Even though Whyte hasn’t fought in an official WBC ordered eliminator fight, Hearn wants Dillian to get a mandatory shot against the winner of the May 18 fight between Wilder and Breazeale. The WBC is considering the request by Hearn, and they’re expected to make a decision soon. It’s quite likely that the WBC will order Whyte to fight Luis “King Kong” Ortiz in an eliminator, and say that the Wilder-Breazeale winner must face the winner of that match. Hearn feels that Whyte should be installed as the WBC mandatory for Wilder because he’s been ranked #1 by the sanctioning body for close to two years without getting a title shot ordered. However, Breazeale fought in an official WBC eliminator two years ago in 2017, and beat Eric Molina to earn the mandatory position. In the meantime, Whyte could have fought Ortiz in a secondary eliminator to put himself in position to be the next mandatory, but instead Dillian has been fighting the likes of Dereck Chisora, Joseph Parker, Lucas “Big Daddy’ Browne, Robert Helenius and Malcolm Tann. Fighting those guys didn’t do enough for Whyte to earn the mandatory spot. The reason for that is simple. None of them were ranked high enough with the World Boxing council. The guy that Hearn should have matched Whyte up with was the talented southpaw Luis “King Kong” Ortiz, but for some reason he didn’t make that fight. Hearn and Whyte both mentioned Ortiz’s name, but instead went with the safe fights against journeyman Chisora, Tann, Helenius, Browne and Parker. Hearn could have saved Whyte a lot of trouble if he’d ignored those guys and instead matched him against Ortiz. Hindsight is 20-20 though. Hearn could have made the fight between Whyte and Ortiz, but he chose what arguably the softer path for Dillian in putting him in against Chisora, Helenius, Tann, Browne and Parker. Was this a mistake on Hearn’s part? Ah, yeah, Gilfoid would say so.
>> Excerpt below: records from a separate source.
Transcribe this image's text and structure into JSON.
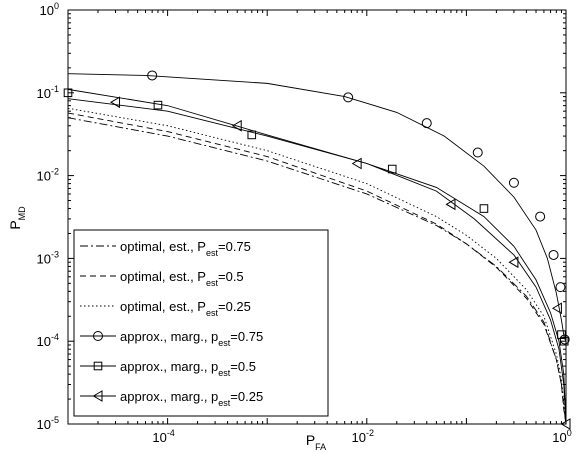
{
  "chart_data": {
    "type": "line",
    "title": "",
    "xlabel": {
      "main": "P",
      "sub": "FA"
    },
    "ylabel": {
      "main": "P",
      "sub": "MD"
    },
    "xscale": "log",
    "yscale": "log",
    "xlim": [
      1e-05,
      1
    ],
    "ylim": [
      1e-05,
      1
    ],
    "grid": false,
    "legend_position": "bottom-left",
    "x_ticks": [
      {
        "value": 0.0001,
        "base": "10",
        "exp": "-4"
      },
      {
        "value": 0.01,
        "base": "10",
        "exp": "-2"
      },
      {
        "value": 1,
        "base": "10",
        "exp": "0"
      }
    ],
    "y_ticks": [
      {
        "value": 1e-05,
        "base": "10",
        "exp": "-5"
      },
      {
        "value": 0.0001,
        "base": "10",
        "exp": "-4"
      },
      {
        "value": 0.001,
        "base": "10",
        "exp": "-3"
      },
      {
        "value": 0.01,
        "base": "10",
        "exp": "-2"
      },
      {
        "value": 0.1,
        "base": "10",
        "exp": "-1"
      },
      {
        "value": 1,
        "base": "10",
        "exp": "0"
      }
    ],
    "series": [
      {
        "name": "optimal, est., P_est=0.75",
        "label": {
          "text": "optimal, est., P",
          "sub": "est",
          "suffix": "=0.75"
        },
        "dash": "8,3,2,3",
        "marker": "none",
        "x": [
          1e-05,
          0.0001,
          0.001,
          0.01,
          0.05,
          0.1,
          0.2,
          0.4,
          0.6,
          0.8,
          0.9,
          0.95,
          1.0
        ],
        "y": [
          0.05,
          0.03,
          0.015,
          0.006,
          0.0025,
          0.0015,
          0.0008,
          0.00035,
          0.00017,
          6e-05,
          3e-05,
          1.6e-05,
          1e-05
        ]
      },
      {
        "name": "optimal, est., P_est=0.5",
        "label": {
          "text": "optimal, est., P",
          "sub": "est",
          "suffix": "=0.5"
        },
        "dash": "6,4",
        "marker": "none",
        "x": [
          1e-05,
          0.0001,
          0.001,
          0.01,
          0.05,
          0.1,
          0.2,
          0.4,
          0.6,
          0.8,
          0.9,
          0.95,
          1.0
        ],
        "y": [
          0.057,
          0.034,
          0.017,
          0.0065,
          0.0026,
          0.0015,
          0.00078,
          0.00033,
          0.00016,
          6e-05,
          3e-05,
          1.5e-05,
          1e-05
        ]
      },
      {
        "name": "optimal, est., P_est=0.25",
        "label": {
          "text": "optimal, est., P",
          "sub": "est",
          "suffix": "=0.25"
        },
        "dash": "1.5,2.5",
        "marker": "none",
        "x": [
          1e-05,
          0.0001,
          0.001,
          0.01,
          0.05,
          0.1,
          0.2,
          0.4,
          0.6,
          0.8,
          0.9,
          0.95,
          1.0
        ],
        "y": [
          0.065,
          0.04,
          0.02,
          0.008,
          0.0032,
          0.0019,
          0.001,
          0.00042,
          0.0002,
          7e-05,
          3.5e-05,
          1.8e-05,
          1e-05
        ]
      },
      {
        "name": "approx., marg., p_est=0.75",
        "label": {
          "text": "approx., marg., p",
          "sub": "est",
          "suffix": "=0.75"
        },
        "dash": "",
        "marker": "circle",
        "x": [
          1e-05,
          6e-05,
          0.001,
          0.006,
          0.02,
          0.06,
          0.15,
          0.3,
          0.5,
          0.65,
          0.8,
          0.9,
          0.96,
          1.0
        ],
        "y": [
          0.17,
          0.162,
          0.13,
          0.09,
          0.058,
          0.03,
          0.013,
          0.0055,
          0.0022,
          0.001,
          0.00038,
          0.00018,
          0.00011,
          0.0001
        ],
        "markers_x": [
          7e-05,
          0.0065,
          0.04,
          0.13,
          0.3,
          0.55,
          0.75,
          0.88,
          0.97
        ],
        "markers_y": [
          0.162,
          0.088,
          0.043,
          0.019,
          0.0082,
          0.0032,
          0.0011,
          0.00045,
          0.000105
        ]
      },
      {
        "name": "approx., marg., p_est=0.5",
        "label": {
          "text": "approx., marg., p",
          "sub": "est",
          "suffix": "=0.5"
        },
        "dash": "",
        "marker": "square",
        "x": [
          1e-05,
          0.0001,
          0.001,
          0.01,
          0.05,
          0.15,
          0.3,
          0.5,
          0.7,
          0.85,
          0.95,
          1.0
        ],
        "y": [
          0.11,
          0.07,
          0.031,
          0.014,
          0.0072,
          0.0032,
          0.0014,
          0.00055,
          0.00022,
          0.0001,
          4e-05,
          1e-05
        ],
        "markers_x": [
          1e-05,
          8e-05,
          0.0007,
          0.018,
          0.15,
          0.9,
          0.96
        ],
        "markers_y": [
          0.1,
          0.071,
          0.031,
          0.012,
          0.004,
          0.00012,
          0.0001
        ]
      },
      {
        "name": "approx., marg., p_est=0.25",
        "label": {
          "text": "approx., marg., p",
          "sub": "est",
          "suffix": "=0.25"
        },
        "dash": "",
        "marker": "triangle",
        "x": [
          1e-05,
          0.0001,
          0.001,
          0.01,
          0.05,
          0.12,
          0.3,
          0.5,
          0.7,
          0.85,
          0.95,
          1.0
        ],
        "y": [
          0.085,
          0.06,
          0.03,
          0.014,
          0.0065,
          0.003,
          0.0011,
          0.00045,
          0.00018,
          8e-05,
          3e-05,
          1e-05
        ],
        "markers_x": [
          3e-05,
          0.0005,
          0.008,
          0.07,
          0.3,
          0.82,
          1.0
        ],
        "markers_y": [
          0.077,
          0.04,
          0.014,
          0.0045,
          0.0009,
          0.00025,
          1e-05
        ]
      }
    ]
  }
}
Wilder has other options for exciting fights after the title defense against Breazeale. There’s a rematch with Tyson Fury, and you never know if Wladimir Klitschko will come back and want a fight with Deontay as well. I mean, those are a heck of a lot bigger fights for Wilder than a simple title defense against Dillian Whyte, who struggled mightily in his two fights against Dereck Chisora. Whyte appeared to lose the first fight against Chisora in 2016, and in the rematch last December, he looked like he was going to lose that one too, but the referee took over and started penalizing Chisora left and fight. Chisora lost his cool in the 11th after being penalized, and Whyte took advantage of it by knocking him out. With a referee that took a more hands off approach to officiating the fight, Chisora might have won that fight. If Whyte can’t even beat Chisora in a decisive way, then how is Whyte expected to have a chance against Wilder?

After hearing that Wladimir Klitschko was considering making a comeback to potential fight Wilder in May, Wilder’s management contacted Wladimir’s team to to see if the interest in the fight was real or just an April Fool’s joke by a website. Wilder (40-0-1, 39 KOs) made it clear that he’s interested in fighting Klitschko if he makes a comeback. That’s a fight that would interest him. There would be loads of money for Deontay to make fighting Wladimir rather than someone like Dillian, who the casual boxing fans in the U.S have never heard of. Trying to sell Wilder vs. Whyte on Showtime PPV would likely be a hopeless endeavor. It’s very unlikely that Klitschko is going to make a comeback to fight Wilder of all people. He’s too dangerous. The guys that Wladimir would likely target if he comes back are Anthony Joshua and Tyson Fury. A rematch with Fury would probably be the fight that Klitschko, 42, would want first, as he lost to him in 2015 by a close decision. Those two were supposed to fight a rematch with each other, but Fury suffered an injury training, and then he had a mental break down, and didn’t fight for close to three years.